The doctor's limit...
Harvey has thrown 166 innings this season, during his first season back from Tommy John surgery.
Scott Boras recently told CBSSports.com's Jon Heyman that Matt Harvey's doctors are mandating that he not exceed 180 innings, because evidence indicates that pitchers are at significant risk of injury when setting a career-high in innings during the first year back from Tommy John surgery. Boras cites success stories, such as Steven Strasburg and Jordan Zimmerman, who followed the rules, compared to Shawn Marcum, who did not and re-injured his elbow.
The 180 innings set by doctors would essentially mean Harvey can throw just 20 innings between now and the end of the post season.
The way it stands, Harvey is projected to make four more starts between now and the end of September, which would put him around 200 innings on the season.
Sandy Alderson's limit...
Meanwhile, Sandy Alderson said the Mets have a plan in place, which Boras and Harvey agreed to at the start of the season, but now Boras wants to change it. However, the initial plan is working, Alderson says, so why deviate from what has so far been a success?
The way I understand it, Alderson's plan will allow Harvey to throw 200 innings, which he could slightly exceed depending on the quality of the workload. For instance, 'effortless innings,' days off, weather, etc., all factor in to the overall number.

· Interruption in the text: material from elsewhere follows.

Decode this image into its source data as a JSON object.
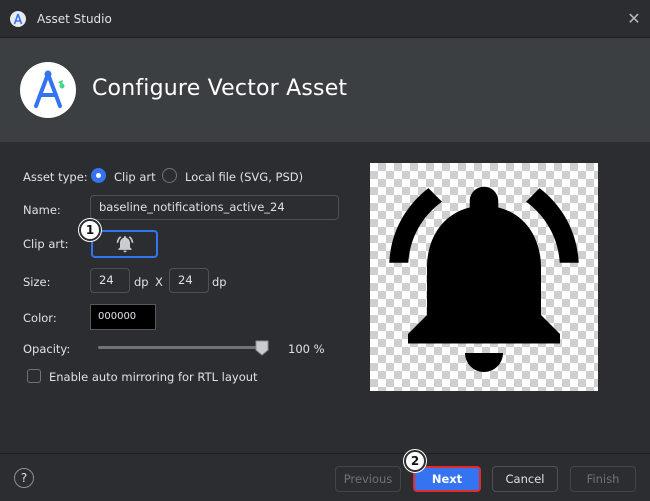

My hunch is the Mets will let Harvey make a few more starts, then be selective with how he is used in October. I've heard they intend to start him the first game of the postseason, because they know he can 100% handle the pressure. After that, I don't know what happens. If he ends up throwing 210 innings, so be it. They have a chance to win now, Harvey is healthy, this is why he had the surgery, they won't be totally negligent, they'll be kind-of cautious, but I suspect that winning - and not a specific number or risk of injury - will rule the day for Alderson.

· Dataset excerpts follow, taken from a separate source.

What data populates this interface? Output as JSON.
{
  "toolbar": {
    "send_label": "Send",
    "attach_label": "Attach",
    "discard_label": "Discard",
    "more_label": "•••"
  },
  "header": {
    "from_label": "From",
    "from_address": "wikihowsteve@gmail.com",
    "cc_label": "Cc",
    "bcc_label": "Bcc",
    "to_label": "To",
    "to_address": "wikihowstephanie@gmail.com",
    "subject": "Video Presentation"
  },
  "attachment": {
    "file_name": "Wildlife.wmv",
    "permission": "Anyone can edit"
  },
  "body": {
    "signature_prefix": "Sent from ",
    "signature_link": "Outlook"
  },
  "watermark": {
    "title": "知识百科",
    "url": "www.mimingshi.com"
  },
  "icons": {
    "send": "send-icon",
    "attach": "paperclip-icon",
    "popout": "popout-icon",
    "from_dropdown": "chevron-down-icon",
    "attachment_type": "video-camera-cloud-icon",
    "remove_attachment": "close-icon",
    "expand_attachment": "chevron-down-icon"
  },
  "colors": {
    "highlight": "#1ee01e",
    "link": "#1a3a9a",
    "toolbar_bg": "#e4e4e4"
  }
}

So, what does Harvey do when the Mets tell him to pitch?
In the end, this is going to come down to his choice. In the case of Strasburg, he had the team and doctors on the same page. He had no choice but to listen. However, in Harvey's case, he has a choice to make.

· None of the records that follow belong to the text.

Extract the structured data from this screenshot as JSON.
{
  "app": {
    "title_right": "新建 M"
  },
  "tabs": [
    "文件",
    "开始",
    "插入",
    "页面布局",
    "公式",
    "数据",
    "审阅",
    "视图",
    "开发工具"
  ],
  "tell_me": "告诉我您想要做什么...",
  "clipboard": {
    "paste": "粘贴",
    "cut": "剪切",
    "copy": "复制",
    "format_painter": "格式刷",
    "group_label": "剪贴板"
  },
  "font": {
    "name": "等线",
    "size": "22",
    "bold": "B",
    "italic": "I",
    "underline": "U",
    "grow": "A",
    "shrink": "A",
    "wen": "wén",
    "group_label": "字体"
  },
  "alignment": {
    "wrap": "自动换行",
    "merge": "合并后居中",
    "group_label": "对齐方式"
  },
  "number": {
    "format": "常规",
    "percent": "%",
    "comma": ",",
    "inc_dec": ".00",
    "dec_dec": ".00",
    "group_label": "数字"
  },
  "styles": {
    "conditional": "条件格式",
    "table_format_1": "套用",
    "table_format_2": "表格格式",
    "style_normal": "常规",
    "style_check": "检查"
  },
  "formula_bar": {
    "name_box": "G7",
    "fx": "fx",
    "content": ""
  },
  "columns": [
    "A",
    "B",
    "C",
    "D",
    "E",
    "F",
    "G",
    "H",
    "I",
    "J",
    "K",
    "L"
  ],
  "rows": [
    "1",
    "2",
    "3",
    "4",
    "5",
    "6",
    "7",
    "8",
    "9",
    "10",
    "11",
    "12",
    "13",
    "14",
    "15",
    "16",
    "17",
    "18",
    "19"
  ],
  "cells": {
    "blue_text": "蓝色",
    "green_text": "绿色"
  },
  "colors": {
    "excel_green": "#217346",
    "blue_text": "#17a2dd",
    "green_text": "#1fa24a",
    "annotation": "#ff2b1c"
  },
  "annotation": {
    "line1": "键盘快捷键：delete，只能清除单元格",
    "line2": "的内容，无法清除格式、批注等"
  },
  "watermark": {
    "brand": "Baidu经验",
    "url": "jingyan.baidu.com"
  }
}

Harvey can side with doctors and his agent, defy his employer and alienate his fans and teammates, while protecting his arm, still future chances win, and do what's in his best interest financially. Or, he can defy his agent and doctor and risk his future on field and at the bank, but get to pitch in October, side with the team, stand with his teammates and be adored by fans.
The minute reporters are allowed to talk with him, I assume they'll simply ask, "What do you want to do?" It's the secret sauce. His answer is everything. It's the missing link in this entire discussion.
Matt, I guess the real question is, what would Batman do?